Obama was also scheduled to visit the Taj Mahal, but shortened his trip to travel to Saudi Arabia, where he will pay respects to the family of the late King Abdullah, who died last week.

Obama should expect to see quite a show filled with pomp and military precision. President Pranjab Mukherjee presides over the parade. It will start with Modi laying a wreath at India Gate to honor members of the military who were killed, followed by a 21-gun salute and the national anthem. The parade proceeds down Rajpath, a ceremonial boulevard, and ends at India’s war memorial. It’s an elaborate spectacle combines elements of a U.S. inauguration, a Russian victory parade and the Trooping of the Color in London, said Tanvi Madan, director of the India Project at the Brookings Institution.

Members of the military will march in formation, a nod to India’s military power and as Modi wants to jointly develop weapons with the U.S. Madan said the Indian border security’s camel contingent— kind of like a cavalry unit but with camels — marches each year.

There will be dances by individuals and groups and elephants marching.
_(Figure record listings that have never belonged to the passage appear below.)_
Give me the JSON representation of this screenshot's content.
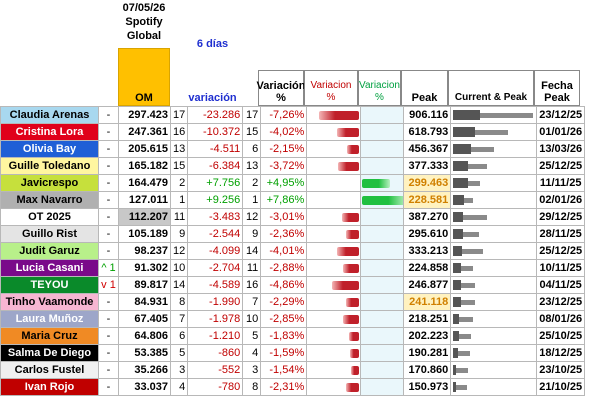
{
  "header": {
    "date": "07/05/26",
    "source_line1": "Spotify",
    "source_line2": "Global",
    "period": "6 días",
    "columns": {
      "om": "OM",
      "variation": "variación",
      "variation_pct": "Variación %",
      "neg_bar": "Variacion %",
      "pos_bar": "Variacion %",
      "peak": "Peak",
      "current_peak": "Current & Peak",
      "peak_date": "Fecha Peak"
    }
  },
  "rows": [
    [
      "Claudia Arenas",
      "-",
      "297.423",
      "17",
      "-23.286",
      "17",
      "-7,26%",
      "906.116",
      "23/12/25"
    ],
    [
      "Cristina Lora",
      "-",
      "247.361",
      "16",
      "-10.372",
      "15",
      "-4,02%",
      "618.793",
      "01/01/26"
    ],
    [
      "Olivia Bay",
      "-",
      "205.615",
      "13",
      "-4.511",
      "6",
      "-2,15%",
      "456.367",
      "13/03/26"
    ],
    [
      "Guille Toledano",
      "-",
      "165.182",
      "15",
      "-6.384",
      "13",
      "-3,72%",
      "377.333",
      "25/12/25"
    ],
    [
      "Javicrespo",
      "-",
      "164.479",
      "2",
      "+7.756",
      "2",
      "+4,95%",
      "299.463",
      "11/11/25"
    ],
    [
      "Max Navarro",
      "-",
      "127.011",
      "1",
      "+9.256",
      "1",
      "+7,86%",
      "228.581",
      "02/01/26"
    ],
    [
      "OT 2025",
      "-",
      "112.207",
      "11",
      "-3.483",
      "12",
      "-3,01%",
      "387.270",
      "29/12/25"
    ],
    [
      "Guillo Rist",
      "-",
      "105.189",
      "9",
      "-2.544",
      "9",
      "-2,36%",
      "295.610",
      "28/11/25"
    ],
    [
      "Judit Garuz",
      "-",
      "98.237",
      "12",
      "-4.099",
      "14",
      "-4,01%",
      "333.213",
      "25/12/25"
    ],
    [
      "Lucia Casani",
      "^ 1",
      "91.302",
      "10",
      "-2.704",
      "11",
      "-2,88%",
      "224.858",
      "10/11/25"
    ],
    [
      "TEYOU",
      "v 1",
      "89.817",
      "14",
      "-4.589",
      "16",
      "-4,86%",
      "246.877",
      "04/11/25"
    ],
    [
      "Tinho Vaamonde",
      "-",
      "84.931",
      "8",
      "-1.990",
      "7",
      "-2,29%",
      "241.118",
      "23/12/25"
    ],
    [
      "Laura Muñoz",
      "-",
      "67.405",
      "7",
      "-1.978",
      "10",
      "-2,85%",
      "218.251",
      "08/01/26"
    ],
    [
      "Maria Cruz",
      "-",
      "64.806",
      "6",
      "-1.210",
      "5",
      "-1,83%",
      "202.223",
      "25/10/25"
    ],
    [
      "Salma De Diego",
      "-",
      "53.385",
      "5",
      "-860",
      "4",
      "-1,59%",
      "190.281",
      "18/12/25"
    ],
    [
      "Carlos Fustel",
      "-",
      "35.266",
      "3",
      "-552",
      "3",
      "-1,54%",
      "170.860",
      "23/10/25"
    ],
    [
      "Ivan Rojo",
      "-",
      "33.037",
      "4",
      "-780",
      "8",
      "-2,31%",
      "150.973",
      "21/10/25"
    ]
  ]
}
A few dozen floats will roll down the wide boulevard; typically they come from one of India’s states. Others showcase government programs — it would be like having a float for Obamacare in the annual Rose Bowl parade.

Indian media is reporting that one theme this year will be Modi’s “Made in India” campaign, which aims to turn India into a global manufacturing hub.

Portions of the parade are open to the public, but require tickets. Needless to say security is going to be extremely, extremely tight. According to the Wall Street Journal, cellphones, food and even remote controlled car keys won’t be allowed on the parade route. Tradition dictates that India's president and the visiting head of state travel together to the parade, but this year reports are that the Secret Service would rather have Obama travel in his own car, an armored limo known as The Beast.

Madan said this trip shows that the relationship between the two countries is getting serious.

“It’s India finally taking the us home to mom and saying here, this is the person I go talk to very quietly usually. I wouldn’t understate the symbolism,” she said.